Ref-AVS Audio-Visual Scene Segmentation Dataset
Date
Size
Publish URL
The Ref-AVS dataset was released in 2024 by researchers from Renmin University of China, Beijing University of Posts and Telecommunications, and Shanghai Artificial Intelligence Laboratory.Ref-AVS: Refer and Segment Objects in Audio-Visual Scenes", has been accepted by ECCV2024.
The Ref-AVS dataset is a benchmark for object segmentation tasks in audio-visual scenes that provides pixel-level annotations and aims to facilitate the development of multimodal machine learning models, especially in complex tasks involving the fusion of audio and visual information.
The research team selected multiple audible objects in 48 categories: 20 musical instruments, 8 animals, 15 machines, and 5 humans. Annotations were collected using the team's custom-made GSAI tagging system.

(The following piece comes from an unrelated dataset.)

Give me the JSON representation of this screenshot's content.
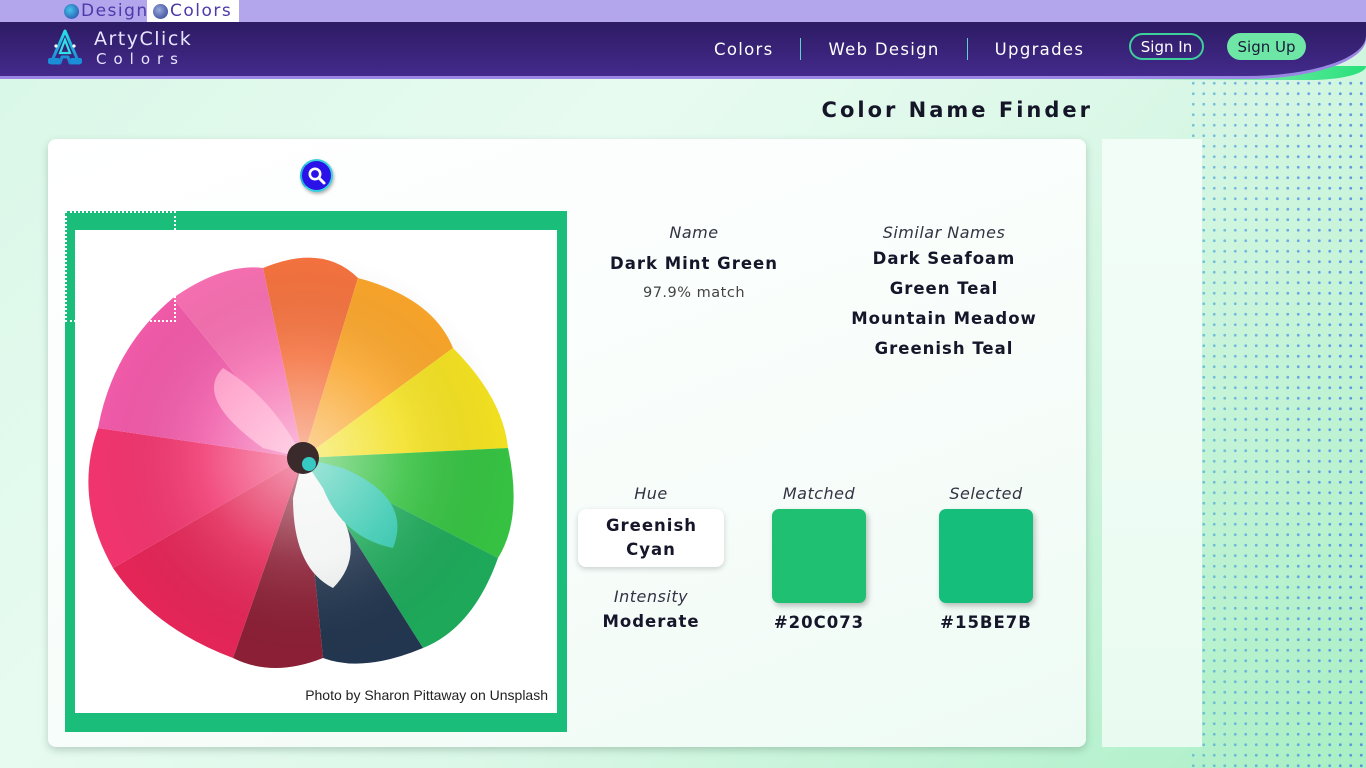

During the video collection process, the research team adopted the techniques introduced in the literature [3,47] to ensure that the audio and video clips are aligned with the expected semantics. All videos are sourced from YouTube's Creative Commons license agreement, and each video is trimmed to a length of 10 seconds. Throughout the manual collection process, the videos were intentionally avoided from being classified into several categories: 1) videos with a large number of identical semantic quantities; 2) videos with a large number of editing and camera switching attributes; 3) non-real videos containing synthetic artifacts.